10.7 The last complaint pertains to the application to the Department which differs from the water right referred to in the written sale agreement and defendants complaining that they do not know and cannot ascertain why plaintiffs applied for transfer of a water right to a farm not mentioned in the sale agreement.
[11] As stated, first to fourth and seventh defendants, excepted to the summons. Fifth and six defendants did not. In my view the fourth and fifth grounds of exception have no merit as it concerns the claims against fifth and sixth defendants who did not object thereto, and in my view, rightly so. These objections in any event stand to be dismissed for the reasons stated hereunder.
[12] I have listened carefully to the arguments by Mr Van Rhyn SC who appeared before me on behalf of defendants. I considered his heads of argument and the authority referred to therein. I am however not convinced that the defendants are embarrassed, and in any event
embarrassed to such an extent that it cannot be reasonably expected of them to plead to the particulars. I say so because it is clear from the summons that plaintiff relies thereon that the agreement annexed to the particulars of claim is invalid, void and unenforceable and plaintiffs ultimately seeks an order to that effect. The reasons why the agreement is not capable of performance or ultra vires the Act or illegal and unlawful are stated in the summons.
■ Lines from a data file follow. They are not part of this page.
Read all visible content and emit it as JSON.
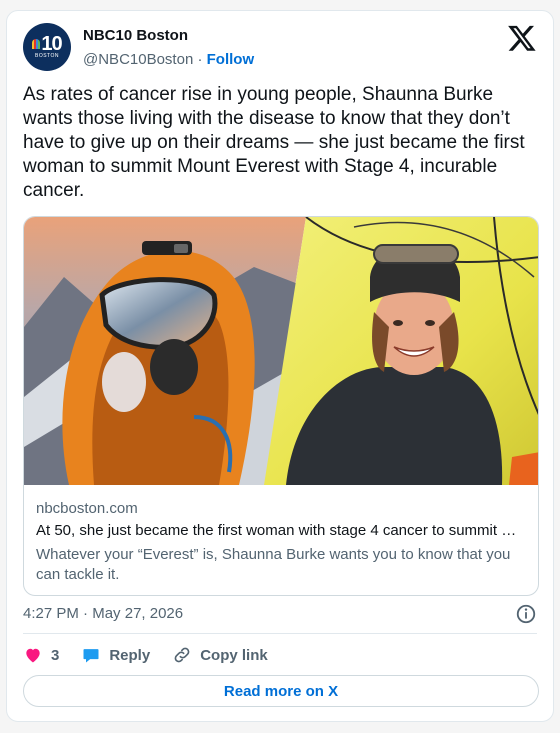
{
  "account": {
    "name": "NBC10 Boston",
    "handle": "@NBC10Boston",
    "separator": "·",
    "follow_label": "Follow",
    "avatar_number": "10",
    "avatar_sub": "BOSTON"
  },
  "tweet": {
    "text": "As rates of cancer rise in young people, Shaunna Burke wants those living with the disease to know that they don’t have to give up on their dreams — she just became the first woman to summit Mount Everest with Stage 4, incurable cancer."
  },
  "link_card": {
    "domain": "nbcboston.com",
    "title": "At 50, she just became the first woman with stage 4 cancer to summit …",
    "description": "Whatever your “Everest” is, Shaunna Burke wants you to know that you can tackle it."
  },
  "meta": {
    "time": "4:27 PM",
    "separator": "·",
    "date": "May 27, 2026"
  },
  "actions": {
    "like_count": "3",
    "reply_label": "Reply",
    "copy_label": "Copy link"
  },
  "read_more_label": "Read more on X",
  "colors": {
    "accent": "#006fd6",
    "like": "#f91880",
    "reply": "#1d9bf0",
    "muted": "#536471"
  }
}
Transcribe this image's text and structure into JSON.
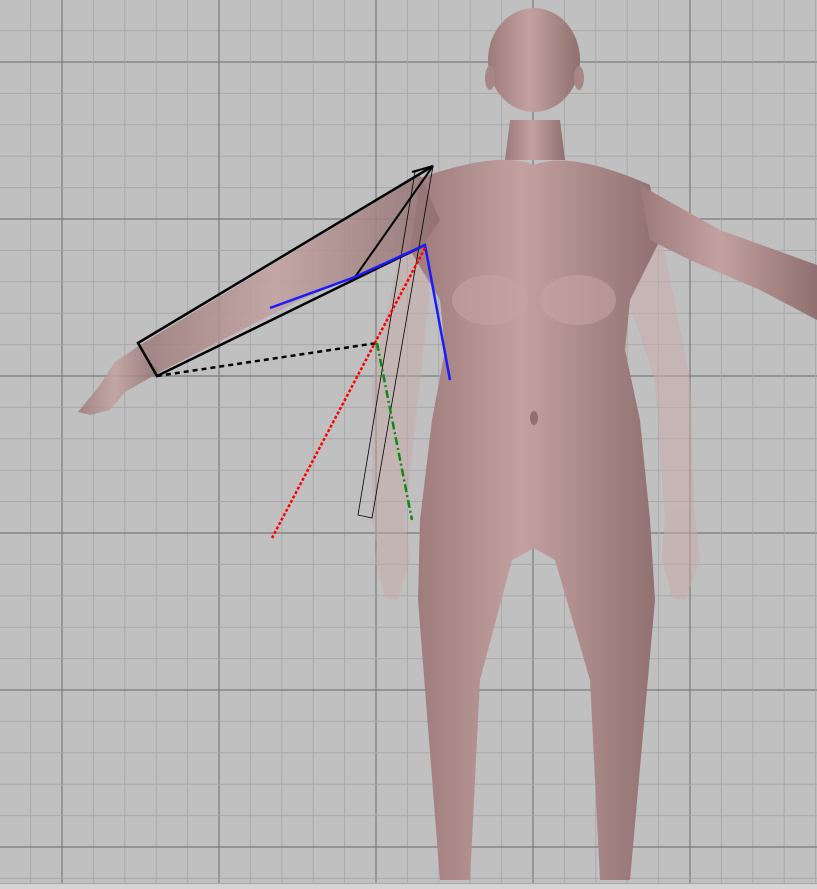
{
  "viewport": {
    "background_color": "#c0c0c0",
    "grid_minor_color": "#a9a9a9",
    "grid_major_color": "#7a7a7a",
    "figure_color": "#b39090",
    "figure_ghost_color": "#c7a9a9"
  },
  "overlay": {
    "outline_color": "#000000",
    "bone_color": "#1a1aff",
    "axis_x_color": "#ff0000",
    "axis_y_color": "#118811"
  }
}
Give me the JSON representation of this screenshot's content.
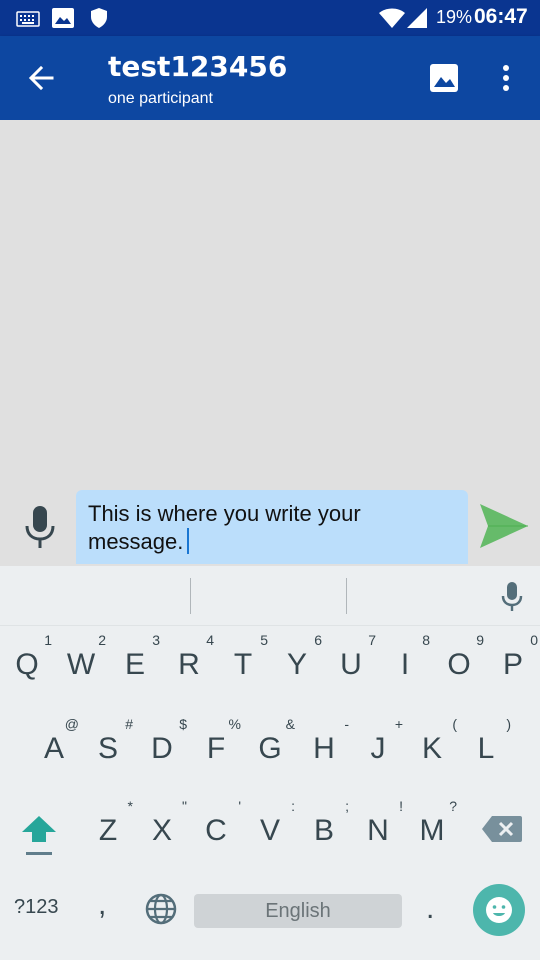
{
  "status_bar": {
    "battery_text": "19%",
    "time": "06:47",
    "icons": [
      "keyboard-icon",
      "image-icon",
      "shield-icon",
      "wifi-icon",
      "signal-icon",
      "battery-icon"
    ]
  },
  "app_bar": {
    "title": "test123456",
    "subtitle": "one participant",
    "icons": [
      "arrow-back-icon",
      "image-icon",
      "more-vert-icon"
    ]
  },
  "compose": {
    "text": "This is where you write your message.",
    "colors": {
      "field": "#bbdefb",
      "send": "#66bb6a",
      "caret": "#1976d2"
    }
  },
  "keyboard": {
    "row1": [
      {
        "key": "Q",
        "hint": "1"
      },
      {
        "key": "W",
        "hint": "2"
      },
      {
        "key": "E",
        "hint": "3"
      },
      {
        "key": "R",
        "hint": "4"
      },
      {
        "key": "T",
        "hint": "5"
      },
      {
        "key": "Y",
        "hint": "6"
      },
      {
        "key": "U",
        "hint": "7"
      },
      {
        "key": "I",
        "hint": "8"
      },
      {
        "key": "O",
        "hint": "9"
      },
      {
        "key": "P",
        "hint": "0"
      }
    ],
    "row2": [
      {
        "key": "A",
        "hint": "@"
      },
      {
        "key": "S",
        "hint": "#"
      },
      {
        "key": "D",
        "hint": "$"
      },
      {
        "key": "F",
        "hint": "%"
      },
      {
        "key": "G",
        "hint": "&"
      },
      {
        "key": "H",
        "hint": "-"
      },
      {
        "key": "J",
        "hint": "+"
      },
      {
        "key": "K",
        "hint": "("
      },
      {
        "key": "L",
        "hint": ")"
      }
    ],
    "row3": [
      {
        "key": "Z",
        "hint": "*"
      },
      {
        "key": "X",
        "hint": "\""
      },
      {
        "key": "C",
        "hint": "'"
      },
      {
        "key": "V",
        "hint": ":"
      },
      {
        "key": "B",
        "hint": ";"
      },
      {
        "key": "N",
        "hint": "!"
      },
      {
        "key": "M",
        "hint": "?"
      }
    ],
    "symbols_label": "?123",
    "comma": ",",
    "period": ".",
    "space_label": "English",
    "colors": {
      "emoji_bg": "#4db6ac",
      "shift": "#26a69a"
    }
  }
}
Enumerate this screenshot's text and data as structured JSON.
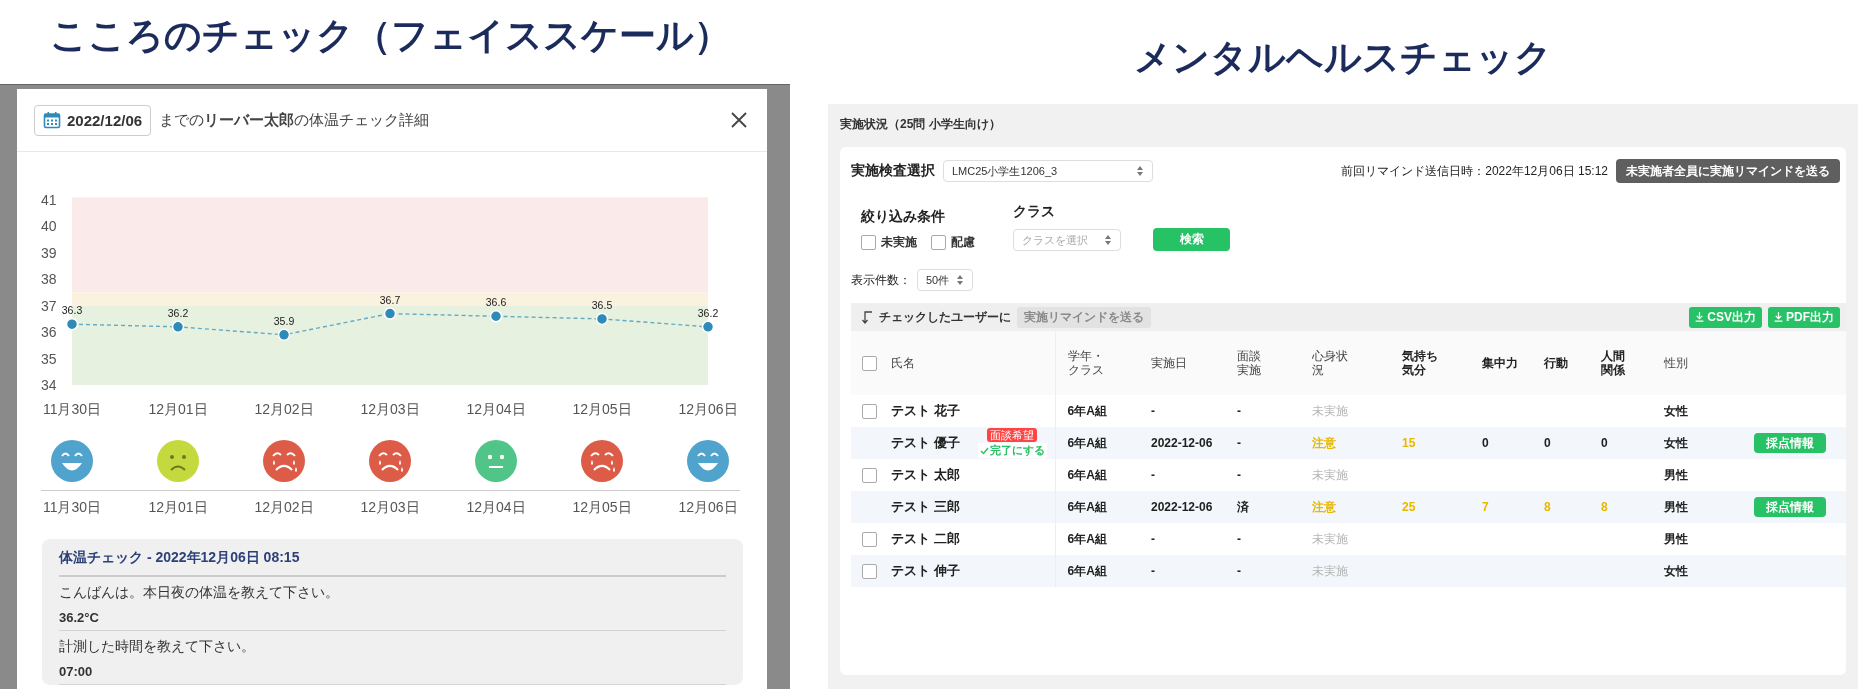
{
  "left_title": "こころのチェック（フェイススケール）",
  "right_title": "メンタルヘルスチェック",
  "face_scale_dialog": {
    "date_button": "2022/12/06",
    "heading": "までの**リーバー太郎**の体温チェック詳細",
    "chart_data": {
      "type": "line",
      "categories": [
        "11月30日",
        "12月01日",
        "12月02日",
        "12月03日",
        "12月04日",
        "12月05日",
        "12月06日"
      ],
      "series": [
        {
          "color": "#2e8bb8",
          "line_style": "dashed",
          "marker": "circle",
          "values": [
            36.3,
            36.2,
            35.9,
            36.7,
            36.6,
            36.5,
            36.2
          ]
        }
      ],
      "ylim": [
        34,
        41.1
      ],
      "yticks": [
        34,
        35,
        36,
        37,
        38,
        39,
        40,
        41
      ],
      "data_labels": true,
      "bands": [
        {
          "axis": "y",
          "from": 37.5,
          "to": 41.1,
          "color": "#fbeaea"
        },
        {
          "axis": "y",
          "from": 37,
          "to": 37.5,
          "color": "#fbf1df"
        },
        {
          "axis": "y",
          "from": 34,
          "to": 37,
          "color": "#e7f1e0"
        }
      ]
    },
    "faces": [
      {
        "date": "11月30日",
        "kind": "happy",
        "color": "#4fa3cc"
      },
      {
        "date": "12月01日",
        "kind": "sad",
        "color": "#c4d93e"
      },
      {
        "date": "12月02日",
        "kind": "crying",
        "color": "#dc5c48"
      },
      {
        "date": "12月03日",
        "kind": "crying",
        "color": "#dc5c48"
      },
      {
        "date": "12月04日",
        "kind": "neutral",
        "color": "#50c587"
      },
      {
        "date": "12月05日",
        "kind": "crying",
        "color": "#dc5c48"
      },
      {
        "date": "12月06日",
        "kind": "happy",
        "color": "#4fa3cc"
      }
    ],
    "record": {
      "title": "体温チェック - 2022年12月06日 08:15",
      "items": [
        {
          "question": "こんばんは。本日夜の体温を教えて下さい。",
          "answer": "36.2°C"
        },
        {
          "question": "計測した時間を教えて下さい。",
          "answer": "07:00"
        }
      ]
    }
  },
  "mental_health": {
    "section_title": "実施状況（25問 小学生向け）",
    "exam_label": "実施検査選択",
    "exam_value": "LMC25小学生1206_3",
    "last_remind": "前回リマインド送信日時：2022年12月06日 15:12",
    "remind_all_button": "未実施者全員に実施リマインドを送る",
    "filter_label": "絞り込み条件",
    "filters": [
      {
        "label": "未実施",
        "checked": false
      },
      {
        "label": "配慮",
        "checked": false
      }
    ],
    "class_label": "クラス",
    "class_placeholder": "クラスを選択",
    "search_button": "検索",
    "page_size_label": "表示件数：",
    "page_size": "50件",
    "bulk_label": "チェックしたユーザーに",
    "bulk_button": {
      "label": "実施リマインドを送る",
      "disabled": true
    },
    "export_buttons": [
      "CSV出力",
      "PDF出力"
    ],
    "header_checkbox": {
      "checked": false
    },
    "columns": [
      {
        "label": "氏名",
        "bold": false
      },
      {
        "label": "学年・クラス",
        "bold": false
      },
      {
        "label": "実施日",
        "bold": false
      },
      {
        "label": "面談実施",
        "bold": false
      },
      {
        "label": "心身状況",
        "bold": false
      },
      {
        "label": "気持ち気分",
        "bold": true
      },
      {
        "label": "集中力",
        "bold": true
      },
      {
        "label": "行動",
        "bold": true
      },
      {
        "label": "人間関係",
        "bold": true
      },
      {
        "label": "性別",
        "bold": false
      }
    ],
    "rows": [
      {
        "checked": false,
        "name": "テスト 花子",
        "class": "6年A組",
        "date": "-",
        "interview": "-",
        "status": {
          "text": "未実施",
          "kind": "pending"
        },
        "gender": "女性"
      },
      {
        "name": "テスト 優子",
        "request_tag": "面談希望",
        "complete_link": "完了にする",
        "class": "6年A組",
        "date": "2022-12-06",
        "interview": "-",
        "status": {
          "text": "注意",
          "kind": "caution"
        },
        "scores": [
          {
            "text": "15",
            "alert": true
          },
          {
            "text": "0",
            "alert": false
          },
          {
            "text": "0",
            "alert": false
          },
          {
            "text": "0",
            "alert": false
          }
        ],
        "gender": "女性",
        "action": "採点情報"
      },
      {
        "checked": false,
        "name": "テスト 太郎",
        "class": "6年A組",
        "date": "-",
        "interview": "-",
        "status": {
          "text": "未実施",
          "kind": "pending"
        },
        "gender": "男性"
      },
      {
        "name": "テスト 三郎",
        "class": "6年A組",
        "date": "2022-12-06",
        "interview": "済",
        "status": {
          "text": "注意",
          "kind": "caution"
        },
        "scores": [
          {
            "text": "25",
            "alert": true
          },
          {
            "text": "7",
            "alert": true
          },
          {
            "text": "8",
            "alert": true
          },
          {
            "text": "8",
            "alert": true
          }
        ],
        "gender": "男性",
        "action": "採点情報"
      },
      {
        "checked": false,
        "name": "テスト 二郎",
        "class": "6年A組",
        "date": "-",
        "interview": "-",
        "status": {
          "text": "未実施",
          "kind": "pending"
        },
        "gender": "男性"
      },
      {
        "checked": false,
        "name": "テスト 伸子",
        "class": "6年A組",
        "date": "-",
        "interview": "-",
        "status": {
          "text": "未実施",
          "kind": "pending"
        },
        "gender": "女性"
      }
    ]
  }
}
I have to agree with Mr Zietsman on behalf of the plaintiff that the particulars of claim in particular avers and claims an order not only declaring the sale agreement invalid, void and unenforceable, but repayment of the purchase price as restitutio in integrum.
[13] The defendants can in the circumstances plead to the particulars of claim and have no reason to complain that same in this respect is vague nor that they would be either embarrassed or prejudiced in doing so.
[14] The result is that the exception should be dismissed and costs to follow suit.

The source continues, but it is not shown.